En août 2015, au cœur d’une crise mondiale des réfugiés sans précédent dans l’histoire contemporaine, Angela Merkel prononce un discours devenu emblématique de la culture d’accueil allemande. Ce «Wir schaffen das !» («nous y arriverons !») lancé par la chancelière à propos de l’intégration des réfugiés a sans doute nourri l’espoir que Diallo porte en la sérénité de l’Allemagne face à son identité. «Elle a esquissé l’idée d’une société qui se définirait autrement qu’ethniquement. C’est comme si elle avait demandé aux Allemands de se projeter de manière positive dans un avenir proche où les sociétés vivraient de manière apaisée avec le phénomène de l’immigration, la pluralité religieuse et ethnique.»
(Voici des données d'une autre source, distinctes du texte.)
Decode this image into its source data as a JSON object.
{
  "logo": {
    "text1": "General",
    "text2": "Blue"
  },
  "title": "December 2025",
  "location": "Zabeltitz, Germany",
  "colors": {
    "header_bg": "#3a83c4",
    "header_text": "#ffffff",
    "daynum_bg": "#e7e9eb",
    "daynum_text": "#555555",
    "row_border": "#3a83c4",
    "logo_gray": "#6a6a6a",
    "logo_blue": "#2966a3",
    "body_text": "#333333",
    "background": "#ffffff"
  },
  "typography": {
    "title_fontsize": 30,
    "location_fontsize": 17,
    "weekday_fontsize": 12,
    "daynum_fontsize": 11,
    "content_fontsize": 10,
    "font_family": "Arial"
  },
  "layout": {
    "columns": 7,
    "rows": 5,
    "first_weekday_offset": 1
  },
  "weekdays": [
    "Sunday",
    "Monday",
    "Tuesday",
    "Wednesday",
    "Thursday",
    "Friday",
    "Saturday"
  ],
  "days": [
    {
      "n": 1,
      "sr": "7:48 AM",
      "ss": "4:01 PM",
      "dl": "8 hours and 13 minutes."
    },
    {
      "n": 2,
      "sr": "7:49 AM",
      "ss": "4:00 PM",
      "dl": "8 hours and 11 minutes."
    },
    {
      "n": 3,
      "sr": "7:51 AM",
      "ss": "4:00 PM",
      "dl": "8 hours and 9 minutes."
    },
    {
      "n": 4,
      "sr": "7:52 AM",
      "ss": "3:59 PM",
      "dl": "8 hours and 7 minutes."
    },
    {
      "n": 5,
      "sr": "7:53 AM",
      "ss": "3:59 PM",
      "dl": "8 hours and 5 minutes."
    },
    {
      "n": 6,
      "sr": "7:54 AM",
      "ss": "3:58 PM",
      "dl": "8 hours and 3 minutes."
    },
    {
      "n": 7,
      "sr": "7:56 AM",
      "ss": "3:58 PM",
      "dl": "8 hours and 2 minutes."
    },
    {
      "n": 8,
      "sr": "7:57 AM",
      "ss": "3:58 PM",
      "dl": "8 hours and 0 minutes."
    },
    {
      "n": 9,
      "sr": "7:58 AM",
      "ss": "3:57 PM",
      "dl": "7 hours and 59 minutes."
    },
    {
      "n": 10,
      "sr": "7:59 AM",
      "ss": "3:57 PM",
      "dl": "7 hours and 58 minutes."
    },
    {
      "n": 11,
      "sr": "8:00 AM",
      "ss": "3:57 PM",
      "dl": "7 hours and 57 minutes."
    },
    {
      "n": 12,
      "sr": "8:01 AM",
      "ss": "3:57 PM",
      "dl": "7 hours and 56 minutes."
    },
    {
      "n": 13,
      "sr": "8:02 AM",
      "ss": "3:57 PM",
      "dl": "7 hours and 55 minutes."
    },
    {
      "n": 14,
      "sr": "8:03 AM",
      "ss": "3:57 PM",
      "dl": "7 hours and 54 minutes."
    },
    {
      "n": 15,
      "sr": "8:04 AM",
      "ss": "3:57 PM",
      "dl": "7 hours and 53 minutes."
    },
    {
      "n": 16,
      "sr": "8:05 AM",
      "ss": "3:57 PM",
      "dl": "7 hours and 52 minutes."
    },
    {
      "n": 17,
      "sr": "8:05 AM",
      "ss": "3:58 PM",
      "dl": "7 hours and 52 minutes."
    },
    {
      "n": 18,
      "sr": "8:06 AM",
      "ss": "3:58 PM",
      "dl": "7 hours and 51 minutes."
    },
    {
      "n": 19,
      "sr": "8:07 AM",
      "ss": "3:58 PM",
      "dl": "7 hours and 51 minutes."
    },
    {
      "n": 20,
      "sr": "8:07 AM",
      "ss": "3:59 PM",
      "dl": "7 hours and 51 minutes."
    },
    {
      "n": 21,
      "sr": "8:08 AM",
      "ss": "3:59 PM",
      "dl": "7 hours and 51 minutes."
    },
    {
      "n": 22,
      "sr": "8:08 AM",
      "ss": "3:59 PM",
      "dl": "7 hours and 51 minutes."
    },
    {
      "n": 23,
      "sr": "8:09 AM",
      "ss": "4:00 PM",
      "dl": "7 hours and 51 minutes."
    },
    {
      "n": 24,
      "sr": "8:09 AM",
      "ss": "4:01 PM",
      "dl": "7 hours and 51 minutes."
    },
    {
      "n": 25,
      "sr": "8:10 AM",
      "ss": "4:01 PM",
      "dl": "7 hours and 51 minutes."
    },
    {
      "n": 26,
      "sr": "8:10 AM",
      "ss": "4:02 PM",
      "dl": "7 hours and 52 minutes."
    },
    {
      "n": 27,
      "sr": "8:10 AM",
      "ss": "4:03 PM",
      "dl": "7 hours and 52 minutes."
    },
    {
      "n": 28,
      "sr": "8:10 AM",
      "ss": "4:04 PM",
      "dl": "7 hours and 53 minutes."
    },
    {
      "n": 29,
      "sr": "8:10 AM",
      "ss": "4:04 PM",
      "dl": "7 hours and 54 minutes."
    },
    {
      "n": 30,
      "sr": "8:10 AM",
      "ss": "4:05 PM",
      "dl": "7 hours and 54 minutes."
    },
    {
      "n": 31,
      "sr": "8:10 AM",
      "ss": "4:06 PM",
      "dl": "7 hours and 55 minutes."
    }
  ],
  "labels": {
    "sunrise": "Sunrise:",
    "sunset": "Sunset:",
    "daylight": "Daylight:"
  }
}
L’expression «citoyen du monde» revient plusieurs fois dans son livre. Elle revendique ce style de vie cosmopolite, fait de voyages, d’ouverture, ce peu d’attachement aux identités nationales. Elle est consciente de l’odeur de privilège qu’il charrie auprès d’une partie de la population pour qui mondialisation rime plus avec dumping social et désindustrialisation, mais trouve triste qu’il soit systématiquement associé à la bourgeoisie. Comme si le fait de ne pas pouvoir se permettre financièrement d’aller voir ailleurs constituait une «supériorité morale» en soi.

La lutte des classes des hommes blancs

Il ne fait pas bon être une plante «hors-sol» en 2019, se dit Elisa Diallo. «Quand j’entends Eric Zemmour, je vois bien que mon idéal est ce que lui conspue, le cosmopolitisme. Mais ça ne veut pas dire que je n’ai pas de heimat, de foyer, de culture qui m’ait été transmise.» Seulement, le nationalisme lui fait «horreur» et elle valorise l’idée d’un rapport «rationnel» avec la nationalité. «C’est juste un instrument d’organisation de la société, et rien d’autre. Pas quelque chose qui nous enferme, nous définit, nous exclut

Vue d’Allemagne, la France lui paraît vent debout contre les thèmes décoloniaux, agrippée à une conception rétrograde de ce qui rend «l’identité française tangible». La lutte des classes délaissée au profit de thèmes identitaires ? Elisa Diallo soupire et fustige l’abandon de ce récit au profit d’un point de vue partagé majoritairement par des hommes blancs. Un récit basé sur l’héritage judéo-chrétien de l’Europe comme gravé dans la pierre, alors qu’il ne cesse de changer et d’évoluer. «Tout dépend de ce que l’Europe signifie aujourd’hui.Mais finalement, on s’en fiche un peu de savoir d’où l’on vient. Ce qui compte, c’est la société telle qu’elle est et la façon de vivre tous en paix. La vie sans affrontements.»